During this time of COVID-19, people who have underlying conditions may be at a higher risk of catching the disease or facing other health complications. This is especially true for those with heart-related conditions or diseases such as:

  • High blood pressure
  • Coronary heart disease
  • Previous stroke
  • Congenital heart defects

Due to these factors, it is important to take extra care to maintain heart health and to reduce the likelihood of being infected. “It is critical to continue managing heart care and speaking with your provider during this time to stay healthy and reduce chances of any complications,” said Peter Fung, M.D. and Medical Director of Cardiology at Beverly Hospital.

Ways You Can Protect Yourself

  • Do not ignore the signs of heart attack, cardiac arrest, or stroke.
    • Seek immediate care at your nearest emergency room if you begin to experience the following common signs:
      • Heart attack: Chest discomfort, discomfort in other areas of the body, and shortness of breath
      • Cardiac Arrest: Sudden loss of responsiveness and no normal breathing
      • Stroke: Face drooping, arm weakness, and speech difficulty
    • A major consequence of delaying care is that the body could be left in far worse conditions including to the point of life-threatening. Since the beginning of the pandemic, emergency rooms have seen a decrease in admissions. A main reason for this decline may be because patients are scared to visit for non-COVID related issues because they fear they will contract COVID-19 during their stay.
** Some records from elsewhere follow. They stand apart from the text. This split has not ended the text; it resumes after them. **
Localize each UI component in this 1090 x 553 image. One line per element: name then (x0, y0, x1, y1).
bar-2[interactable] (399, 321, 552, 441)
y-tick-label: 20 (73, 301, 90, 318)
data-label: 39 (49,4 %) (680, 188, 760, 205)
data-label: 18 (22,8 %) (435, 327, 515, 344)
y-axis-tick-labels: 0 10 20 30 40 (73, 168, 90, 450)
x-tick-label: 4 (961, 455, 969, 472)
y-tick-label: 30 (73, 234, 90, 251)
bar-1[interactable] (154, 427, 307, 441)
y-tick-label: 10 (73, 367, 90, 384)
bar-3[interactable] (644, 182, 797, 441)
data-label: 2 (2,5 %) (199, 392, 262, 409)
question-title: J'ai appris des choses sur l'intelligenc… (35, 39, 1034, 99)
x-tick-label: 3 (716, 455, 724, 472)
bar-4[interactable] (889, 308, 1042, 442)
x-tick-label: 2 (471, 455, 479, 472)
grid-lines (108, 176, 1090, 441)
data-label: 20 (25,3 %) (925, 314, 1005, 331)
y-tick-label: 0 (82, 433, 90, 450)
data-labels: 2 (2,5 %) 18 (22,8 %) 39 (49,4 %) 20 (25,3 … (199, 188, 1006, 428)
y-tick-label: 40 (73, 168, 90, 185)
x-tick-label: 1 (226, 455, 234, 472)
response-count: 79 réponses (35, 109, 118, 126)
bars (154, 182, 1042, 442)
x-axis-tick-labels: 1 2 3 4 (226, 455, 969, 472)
Rest assured that hospitals, such as Beverly Hospital, have procedures and policies in place to keep all who enter safe.
  • Be sure to continue taking any prescribed heart medication as you normally would.
    • Stopping or changing how often you take your heart medications without consulting your physician may lead to endangering your health. There has been a rumor claiming that certain heart medications impact COVID-19 risk. This rumor has been debunked as stated in a joint statement from the American Heart Association (AHA), Heart Failure Society of America, and American College of Cardiology.
  • See if you can visit via telemedicine instead of in person.
    • If you have medical appointments scheduled, telemedicine is a potential option which can help reduce your potential exposure to the virus. It is a medical visit through video chat or a phone call.
  • Talk with your cardiologist if you test positive for COVID-19.
    • This may impact your current treatment plan therefore you should communicate and see what changes need to be made.
  • For more heart health resources in regards to COVID, visit the AHA’s website.

 

Prevention Is Key: How To Avoid Infection

According to the Centers for Disease Control and Prevention, the best way to prevent COVID-19 is to avoid being exposed to the virus. To do that:

  • Clean your hands often. Use soap and warm water whenever possible. Wash your hands for at least 20 seconds before drying.
  • Avoid other people as much as you can. Choose to stay at home whenever possible. If you must go out, stay at least 6 feet away from others.
  • Wear a cloth face mask in public. Your mask should cover your mouth and nose. This helps protect other people in case you are sick and don’t know it yet. Remember that a face mask is not a replacement for social distancing.
  • Avoid touching your eyes, nose and mouth.
  • Regularly clean and disinfect high-touch areas in your home. These include doorknobs, kitchen counters, phones and light switches.
  • Avoid being around sick people.
  • Ask others in your household to follow these same guidelines. It’s important for them to understand that their actions affect your health and well-being.
  • Many states have begun lifting stay-at-home protection orders. If yours has, continue acting as though the rules are still in place. Remember: It’s important to limit contact with others outside your household to avoid infection.